Monday, September 29, 2008
Rosh HaShanah Begins Mon. Night
The Jewish People begin nearly a month of holidays Monday evening: Two days of Rosh Hashanah, followed on Thursday by the Fast of Gedaliah. The fast commemorates the end of Jewish rule in the Land of Israel following the destruction of the First Holy Temple some 2,500 years ago. Two days later will be the Sabbath of Repentance, a central day in the Ten Days of Repentance between Rosh HaShanah and Yom Kippur (inclusive). This is the annual period in which Jews take upon themselves to correct their faults of the past year, and more carefully fulfill the Torah's commandments, vis-a-vis both G-d and fellow man.
Asked why such a reckoning is not done more often throughout the year, Rabbi Shmuel Tal, head of the Torat HaChaim yeshiva in Yad Binyamin, has explained [the following is paraphrased]:
"One who plans a long journey is advised to first climb a hilltop and take a comprehensive view of the route he plans to take. However, if he continually climbs hilltops to take such views, he will not be able to actually proceed on his hike! The same is true here: We are given an opportunity once a year to take stock of our lives and where we are going, but most of the time, we must actually be living - performing the commandments and trying to follow G-d's way as best we understand... This does not mean that a person should not review and note his deeds and misdeeds every day - but the 'big picture' must be examined once a year."
Five days after Yom Kippur (Thursday, Oct. 9), the holiday of Sukkot begins. In Israel, the holiday is seven days long - one day of a Sabbath-like holiday, followed by six days of Chol HaMoed, on which many every-day activities are permitted (except for on Sabbath). Immediately afterwards, on Tuesday, Oct. 21, is the one-day Sabbath-like holiday of Shmini Atzeret/Simchat Torah, known as the Rejoicing of the Law. Tuesday night will see post-holiday Hakafot Shniyot celebrations - a continuation of the day's singing and dancing in honor of the Torah - all around the country.
Outside Israel, the holidays are celebrated slightly differently. Sukkot begins with a two-day Sabbath-like holiday (Oct. 14-15), followed by five days of Chol HaMoed, on which many every-day activities are permitted (except for on Sabbath). Immediately afterwards, on Oct. 21-22, are two days of Sabbath-like holidays: Shmini Atzeret, and then Simchat Torah, known as the Rejoicing of the Law.
New Year Commemorations
As the Jewish New Year is not a time of great joy, but rather a time for careful stock-taking of one's relationship with G-d, the Rosh HaShanah prayers - longer, more melodious, and more intense and inspirational than on a normal Sabbath - concentrate on G-d's Kingship and His judgment of all creatures. Based on the commandment in Numbers 29:1, 100 shofar blasts are dramatically sounded throughout the prayers, "awakening" us to improve our ways. The Tashlikh prayer is recited on Tuesday afternoon, preferably by a live stream of water in which we ask G-d to "throw away" our sins.

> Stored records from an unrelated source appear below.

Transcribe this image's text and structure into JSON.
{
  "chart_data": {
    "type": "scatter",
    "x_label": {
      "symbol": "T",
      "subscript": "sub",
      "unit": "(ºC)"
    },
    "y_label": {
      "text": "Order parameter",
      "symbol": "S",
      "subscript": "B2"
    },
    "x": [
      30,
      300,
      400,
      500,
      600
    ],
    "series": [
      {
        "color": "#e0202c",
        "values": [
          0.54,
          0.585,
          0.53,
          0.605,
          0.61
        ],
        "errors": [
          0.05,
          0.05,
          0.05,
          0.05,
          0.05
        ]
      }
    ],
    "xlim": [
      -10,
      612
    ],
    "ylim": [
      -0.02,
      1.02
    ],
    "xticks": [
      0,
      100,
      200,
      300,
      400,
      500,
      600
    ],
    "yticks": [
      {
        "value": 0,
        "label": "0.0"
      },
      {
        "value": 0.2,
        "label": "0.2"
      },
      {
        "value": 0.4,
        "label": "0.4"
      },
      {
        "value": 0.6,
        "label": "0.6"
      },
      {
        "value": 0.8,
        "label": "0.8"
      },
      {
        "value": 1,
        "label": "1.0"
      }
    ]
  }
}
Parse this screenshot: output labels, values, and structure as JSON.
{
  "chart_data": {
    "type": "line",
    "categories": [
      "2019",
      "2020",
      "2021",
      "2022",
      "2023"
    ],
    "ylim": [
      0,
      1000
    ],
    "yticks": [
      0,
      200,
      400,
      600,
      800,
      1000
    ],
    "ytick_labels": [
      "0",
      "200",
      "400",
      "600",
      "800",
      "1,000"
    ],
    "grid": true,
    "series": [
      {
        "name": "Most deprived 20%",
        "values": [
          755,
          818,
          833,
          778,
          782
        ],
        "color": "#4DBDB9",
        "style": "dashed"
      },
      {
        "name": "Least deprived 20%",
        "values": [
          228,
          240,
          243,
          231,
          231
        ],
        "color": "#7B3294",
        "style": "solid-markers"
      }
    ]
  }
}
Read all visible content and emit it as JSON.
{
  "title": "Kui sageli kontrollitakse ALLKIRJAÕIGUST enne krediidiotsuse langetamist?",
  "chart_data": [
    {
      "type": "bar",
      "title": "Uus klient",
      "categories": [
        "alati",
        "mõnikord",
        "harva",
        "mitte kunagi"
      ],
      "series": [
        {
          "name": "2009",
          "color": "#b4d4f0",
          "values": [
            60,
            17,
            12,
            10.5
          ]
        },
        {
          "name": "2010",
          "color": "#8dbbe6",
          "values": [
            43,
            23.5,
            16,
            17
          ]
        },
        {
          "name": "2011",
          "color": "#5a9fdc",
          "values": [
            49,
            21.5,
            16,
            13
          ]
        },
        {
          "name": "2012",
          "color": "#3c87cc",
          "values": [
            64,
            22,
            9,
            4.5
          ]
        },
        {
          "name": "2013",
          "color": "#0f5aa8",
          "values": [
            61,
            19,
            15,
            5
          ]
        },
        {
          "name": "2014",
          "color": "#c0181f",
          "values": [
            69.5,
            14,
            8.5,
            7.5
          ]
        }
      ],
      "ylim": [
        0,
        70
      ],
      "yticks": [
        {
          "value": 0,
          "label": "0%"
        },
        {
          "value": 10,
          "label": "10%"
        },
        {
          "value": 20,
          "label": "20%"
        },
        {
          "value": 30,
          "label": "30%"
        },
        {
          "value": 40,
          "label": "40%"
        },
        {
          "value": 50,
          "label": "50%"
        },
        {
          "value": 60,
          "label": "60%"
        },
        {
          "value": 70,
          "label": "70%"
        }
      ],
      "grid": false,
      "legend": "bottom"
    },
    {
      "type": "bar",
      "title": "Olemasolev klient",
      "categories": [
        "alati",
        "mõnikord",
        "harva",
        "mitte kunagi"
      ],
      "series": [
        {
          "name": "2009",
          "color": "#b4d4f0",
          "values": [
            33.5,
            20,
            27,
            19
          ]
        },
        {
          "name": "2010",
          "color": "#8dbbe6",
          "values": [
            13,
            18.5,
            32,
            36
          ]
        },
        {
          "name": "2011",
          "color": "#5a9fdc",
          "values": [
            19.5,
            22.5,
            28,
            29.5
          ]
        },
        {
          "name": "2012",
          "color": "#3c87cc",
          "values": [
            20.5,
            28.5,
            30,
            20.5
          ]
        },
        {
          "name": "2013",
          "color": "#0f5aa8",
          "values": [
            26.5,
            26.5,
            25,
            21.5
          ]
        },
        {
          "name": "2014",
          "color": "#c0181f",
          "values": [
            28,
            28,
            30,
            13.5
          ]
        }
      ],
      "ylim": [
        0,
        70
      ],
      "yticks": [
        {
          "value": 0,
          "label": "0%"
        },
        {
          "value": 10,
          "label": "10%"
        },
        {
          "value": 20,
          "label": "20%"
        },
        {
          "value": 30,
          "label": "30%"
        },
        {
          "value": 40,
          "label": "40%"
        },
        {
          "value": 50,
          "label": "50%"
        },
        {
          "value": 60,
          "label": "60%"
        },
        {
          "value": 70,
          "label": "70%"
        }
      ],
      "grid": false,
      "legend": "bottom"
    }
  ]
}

Upon returning home, special foods are served, especially sweet ones for a sweet year, as well as fruits that require a special Shehecheyanu blessing in honor of their being eaten for the first time since the previous season. Pomegranates are often served for this purpose.
As many as 40,000 Jews of all stripes, mainly Breslover Hassidim, are already in Uman, in Ukraine, to spend the holiday at the gravesite synagogues of their spiritual leader, Rebbe Nachman of Breslov, who passed away in Tishrei of 1810. Many say that their "Rosh HaShanah in Uman" is a life-changing experience, or at least provides them the spiritual replenishment they need for the coming year. Some rabbis, however, oppose the idea of leaving the Holy Land to spend holy days in the Diaspora.